You will need the following free executables for this example:
1. blat.exe: http://www.blat.net/
2. tail.exe: http://unxutils.sourceforge.net/ (download UnxUtils.zip)
1. Installing the files
Copy both blat.exe and tail.exe either to the system32 directory (e.g. c:\windows\system32) or to a directory for your choice (e.g. c:\batch).
2. Configure Blat
You will need to tell blat which SMTP server it can use before you can starting using it. Run the following command:
blat.exe -install 127.0.0.1 youremail@domain.net
127.0.0.1 is the host name or IP address of your SMTP server, and youremail@domain.net is the default email address used by blat when sending an email.
3. Creating a batch file
Create a batch file with content similar to the following:
@ECHO OFF
for /f "Tokens=1-4 Delims=/ " %%i in ('date /t') do set dt=%%j%%k
set FILENAME=%SYSTEMROOT%\SYSTEM32\LOGFILES\W3SVC1\EX*%dt%.log
%SYSTEMROOT%\SYSTEM32\TAIL.EXE -n 25 %FILENAME% | %SYSTEMROOT%\SYSTEM32\BLAT.EXE - -to youremail@domain.net -subject "IIS LogFile"
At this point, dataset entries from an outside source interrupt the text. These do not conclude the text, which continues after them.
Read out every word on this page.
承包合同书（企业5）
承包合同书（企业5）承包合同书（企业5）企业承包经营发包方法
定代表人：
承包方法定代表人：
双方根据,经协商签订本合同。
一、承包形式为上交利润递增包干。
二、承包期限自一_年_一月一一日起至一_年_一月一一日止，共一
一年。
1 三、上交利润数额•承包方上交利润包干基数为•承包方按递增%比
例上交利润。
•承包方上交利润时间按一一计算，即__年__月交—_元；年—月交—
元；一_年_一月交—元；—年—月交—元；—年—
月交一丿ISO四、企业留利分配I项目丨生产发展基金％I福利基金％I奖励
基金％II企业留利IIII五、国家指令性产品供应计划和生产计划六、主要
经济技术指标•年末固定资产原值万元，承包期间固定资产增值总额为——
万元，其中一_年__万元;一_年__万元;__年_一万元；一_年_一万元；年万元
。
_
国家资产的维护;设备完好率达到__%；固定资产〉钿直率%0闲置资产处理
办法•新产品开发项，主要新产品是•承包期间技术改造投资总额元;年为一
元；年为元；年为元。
In the above example we need to email an IIS log file which has the following format:
EXYYMMDD.log (YY = Year, MM = Month, DD = Day)
First we retrieve the system date and set the dt variable to the month and day. Then we set the FILENAME variable to the actual filename by using the dt variable we previously defined. The asterisk after EX will match any year, but this is necessary since we would need the year as a two-digit which is not supported by the date /t command.
Finally we pipe the output of the last 25 lines (-n 25) of the log file to blat and email ourselves the file.
4. Create a process notification target
Right-click the Notifications container, select "Add Target", specify a name and select the "Process" tab. Then point the process target to the batch file you previously created in step 3.
5. Setup a filter
Last but not least you will need to setup one or more filters that will trigger the notification you defined in step 4.
Again, you should be able to apply this example to almost any text-based log file by tweaking the batch file, but the possibilities are almost endless.